As for the local wineries, they don’t anticipate many problems with the vineyards.
“The vines accumulate what is called cold heat over time. So in the fall, as it starts to get colder and colder, they will be able to withstand colder and colder temperatures until mid-winter. And then once it starts to warm up again in the spring, they’ll lose that cold warmth,” said Kite Hill Vineyard winemaker Scott Albert.
Albert said a later spring frost is a bigger problem.
“As we move into spring, the risk increases and the temperatures we are concerned about are higher than they will be tonight,” Albert said.
And at Blue Sky Vineyard, Thomas Atkins said the work before freezing temperatures is more important than what they can do now for their harvest.

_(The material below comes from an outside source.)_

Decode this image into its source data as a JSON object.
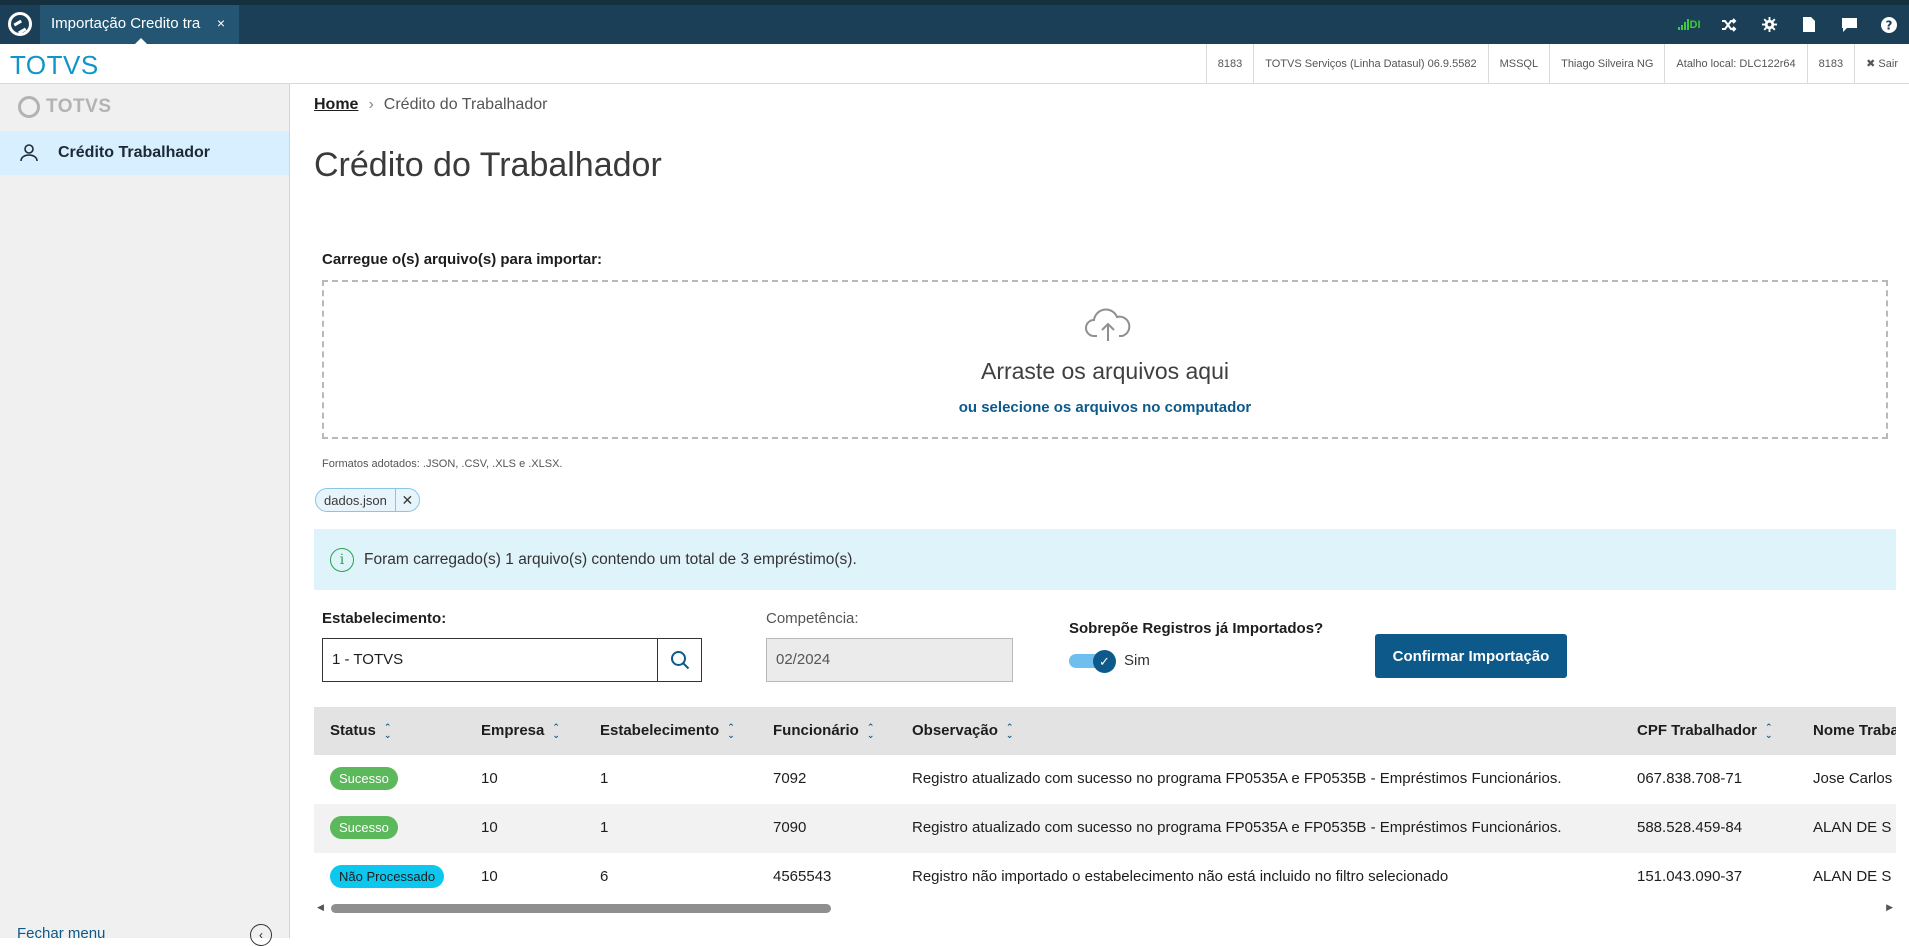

“Our selection of views, choosing sites at high altitudes. Peaks like you see in the orchards of our region as well as other vineyards. Choosing varieties that are very cold and hearty. Which are well adapted to this environment” , Atkins said.
Both vineyards expect to harvest this year.
For Flamm Orchards, they play the game of waiting to see if any peaches won’t pass this winter.
“I just hope you wake up tomorrow and come out in a few days after that and cut some buds and still see green and life in them,” Flamm said.